この事はラミアノさんにも言ってなかった。
けれど・・・。
「・・・虹の色が並んでいる順番なんです」
ラティさんが魔女様に言伝をしてくださる、と。しかも約束までしてくれたのだ。
そのことに対する感謝の気持ちがあって、このラインまでは正直に話そうと思った。
流石に光の波長までは話せないし。
「まぁ。それは素敵ですね。この部屋から虹が見えたのですか?」
「いいえ。試したときに虹が出ていたわけではなくて、虹の姿を思い出しながら、です」
これも嘘ではない。
物理学の知識として順番は知っていたが、虹の姿を思い描いたのは本当だ。
「答えてくださってありがとうございます。とても興味深い話でした」
ミーシャさんは顔を少し横に傾けながら笑顔で礼を言ってくれた。
うひゃあ。可愛いのに少し色気もあってドキッとした。
やっぱりとても整った顔立ちしているよ、このお姉さん。
「あの、その、裏蓋を戻しますね」
何やら気恥ずかしくなったのを誤魔化すように、持っていた魔道具を机上の裏蓋に乗せる。

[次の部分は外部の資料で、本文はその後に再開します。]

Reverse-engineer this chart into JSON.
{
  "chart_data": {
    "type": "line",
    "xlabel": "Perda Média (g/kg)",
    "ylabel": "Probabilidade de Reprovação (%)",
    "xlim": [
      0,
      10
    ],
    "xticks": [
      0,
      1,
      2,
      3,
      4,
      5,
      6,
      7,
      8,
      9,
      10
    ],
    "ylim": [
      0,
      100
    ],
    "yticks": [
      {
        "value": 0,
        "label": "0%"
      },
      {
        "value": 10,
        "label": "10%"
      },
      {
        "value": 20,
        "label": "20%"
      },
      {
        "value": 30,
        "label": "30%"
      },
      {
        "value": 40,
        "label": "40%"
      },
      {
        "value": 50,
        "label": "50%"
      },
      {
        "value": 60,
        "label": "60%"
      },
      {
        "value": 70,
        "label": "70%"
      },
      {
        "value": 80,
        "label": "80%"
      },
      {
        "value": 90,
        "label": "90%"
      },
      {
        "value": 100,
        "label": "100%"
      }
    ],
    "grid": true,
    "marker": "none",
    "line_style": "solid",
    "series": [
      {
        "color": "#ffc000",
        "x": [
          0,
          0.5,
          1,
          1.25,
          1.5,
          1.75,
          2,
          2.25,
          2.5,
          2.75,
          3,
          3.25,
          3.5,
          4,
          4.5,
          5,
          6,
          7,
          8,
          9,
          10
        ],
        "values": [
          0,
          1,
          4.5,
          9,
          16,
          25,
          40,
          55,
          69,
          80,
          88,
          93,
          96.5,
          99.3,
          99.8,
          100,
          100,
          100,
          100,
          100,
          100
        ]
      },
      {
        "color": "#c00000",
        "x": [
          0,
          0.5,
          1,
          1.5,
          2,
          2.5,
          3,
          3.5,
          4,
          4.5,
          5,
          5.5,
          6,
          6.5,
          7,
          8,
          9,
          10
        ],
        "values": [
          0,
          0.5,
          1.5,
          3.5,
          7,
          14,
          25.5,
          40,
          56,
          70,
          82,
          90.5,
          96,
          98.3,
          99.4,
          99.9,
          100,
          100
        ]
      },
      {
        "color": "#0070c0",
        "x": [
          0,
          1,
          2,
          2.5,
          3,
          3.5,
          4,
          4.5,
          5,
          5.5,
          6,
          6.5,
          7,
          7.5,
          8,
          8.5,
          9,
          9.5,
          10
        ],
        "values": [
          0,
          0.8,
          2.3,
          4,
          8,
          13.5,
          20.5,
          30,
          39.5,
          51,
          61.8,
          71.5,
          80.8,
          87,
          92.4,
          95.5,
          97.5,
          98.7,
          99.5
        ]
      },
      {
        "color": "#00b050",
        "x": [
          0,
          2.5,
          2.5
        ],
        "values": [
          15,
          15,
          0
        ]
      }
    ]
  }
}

何度やっても不思議で面白い。これで継ぎ目がわからないくらいピッタリと嵌まるのだから。
「これでよしっと。二つとも元に戻りました」
「確かにちゃんと嵌まっていますね。では魔道具は片付けさせて頂きます」
裏蓋をちゃんと元に戻したことを伝えると、ミーシャさんは箱の魔道具を鞄の中へ丁寧に仕舞い始めた。
二つの魔道具はこれにてお役御免ということだ。
もう触れる機会が無いのかと思うと少し寂しいね。
ミーシャさんの片付けを見届けたラティさんが、私達に向いて姿勢を正した。
「さて。これで査察は終了です。ご協力感謝します」
まだ何か聞かれるかもと思っていたが、どうやらもう終わりのようだ。
立ち上がって頭を下げるラミアノさんを横で見て、私も一緒に頭を下げる。
査察は時間にして30分も経っていないし、それほど多くを聞かれたわけでもない。
しかし気を抜くタイミングが一切無く、私は常に緊張の糸を張っていた。
ラティさんが立ち上がりくるりと部屋の入口に向くと、入口の前に立っていた女性の護衛官リマリエさんは素早く扉を開ける。もちろん護衛主をお通しするためだ。
部屋からラティさん、ミーシャさん、そして護衛の方々が順に退出していく。
私達はその間、ずっと頭を下げ続けていた。
パタンと部屋の扉が閉められ、やがて廊下の足音が完全に聞こえなくなって、そこでようやく私達は頭を上げたのだった。